We’re so used to the Republican Congress doing nothing that now the media and pundits consider that to be something they’re actively “doing.”
Greg Sargent reminds everyone that both sides are not equally to blame in this fiscal cliff / deficit debacle:
There is an actual set of facts here. They are central to understanding the current situation, and belong in every account of what is going wrong:
1) Democrats have offered a comprehensive proposal that meaningfully details the tax hikes they would like to see and contains substantial deficit reduction, but Republican leaders have not offered a comprehensive proposal that meaningfully details the spending cuts they would like to see. And what Republicans have proposed — such as it is — doesn’t contain nearly as much in deficit reduction as the Dem plan does.
2) Many experts believe that substantial deficit reduction simply requires Republicans to drop their opposition to raising tax rates on the rich.
Look, this is just a sucker’s game. What Republicans really mean when they demand that Obama “lead” is that they want him to propose bigger concessions up front so Republicans can denounce them as insufficient — which they would do no matter what he proposed — pulling the debate further and further in their direction.

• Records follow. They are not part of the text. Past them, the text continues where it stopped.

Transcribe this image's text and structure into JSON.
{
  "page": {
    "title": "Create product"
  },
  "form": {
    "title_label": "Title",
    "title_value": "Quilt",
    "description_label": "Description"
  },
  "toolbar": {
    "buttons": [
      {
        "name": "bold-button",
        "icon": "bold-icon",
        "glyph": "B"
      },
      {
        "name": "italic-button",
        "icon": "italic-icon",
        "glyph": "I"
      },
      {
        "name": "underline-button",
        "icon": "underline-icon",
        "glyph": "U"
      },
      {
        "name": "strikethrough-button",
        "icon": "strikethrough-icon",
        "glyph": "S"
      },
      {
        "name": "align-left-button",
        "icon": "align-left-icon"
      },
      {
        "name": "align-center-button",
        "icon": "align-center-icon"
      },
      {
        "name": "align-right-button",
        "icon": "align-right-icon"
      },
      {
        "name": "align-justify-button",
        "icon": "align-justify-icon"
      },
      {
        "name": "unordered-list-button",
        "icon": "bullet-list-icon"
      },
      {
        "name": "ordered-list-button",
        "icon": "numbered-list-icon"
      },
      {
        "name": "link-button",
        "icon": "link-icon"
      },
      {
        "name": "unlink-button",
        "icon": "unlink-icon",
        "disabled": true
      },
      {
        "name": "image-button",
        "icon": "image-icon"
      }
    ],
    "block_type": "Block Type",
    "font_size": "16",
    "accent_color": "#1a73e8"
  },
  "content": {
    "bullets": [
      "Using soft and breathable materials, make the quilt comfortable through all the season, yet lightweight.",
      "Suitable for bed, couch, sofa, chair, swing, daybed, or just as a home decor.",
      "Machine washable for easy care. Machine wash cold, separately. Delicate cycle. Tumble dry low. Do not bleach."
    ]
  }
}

Meanwhile, even as the White House has willingly proposed Medicare cuts, Republicans still refuse to give ground on raising tax rates for the wealthy. (This basic imbalance is not changed, even if you think the White House’s proposed Medicare cuts are insufficient.) So here’s a simple question for any pundit who is tempted to blame both sides equally for the impasse: Can you show us how substantial deficit reduction can be achieved without higher tax rates on the rich? If not, then both sides are not equally to blame.
Sargent adds the following for consideration:
* Why Obama is drawing hard line over tax hikes: It isn’t complicated. Here’s the answer, buried in this morning’s big New York Times analysis of Obama’s “unyielding” stance: In his first four years in office, Mr. Obama has repeatedly offered what he considered compromises on stimulus spending, health care and deficit reduction to Republicans, who either rejected them as inadequate or pocketed them and insisted on more. Republicans argued that Mr. Obama never made serious efforts at compromise and instead lectured them about what they ought to want rather than listening to what they did want.
* Why Republicans refuse to detail the spending cuts they want: Paul Krugman gets to the heart of it: It’s very hard to come up with spending cuts that would seriously reduce the deficit without cutting deeply into very popular programs, which is why Republicans want Dems to go first. The problem, as always, is that cutting spending is popular in the abstract but not when the talk turns to specifics. And this time around, things are different: Because Democrats are the ones with the leverage, they don’t have to acquiesce to the GOP demand that they propose spending cuts first.
* Dems should not get hoodwinked into proposing cuts first: E.J. Dionne makes that argument in his column this morning, and this captures the Republican strategy perfectly:
They seem to hope a deal will be born by way of immaculate conception, with Obama taking ownership of all the hard stuff while they innocently look on.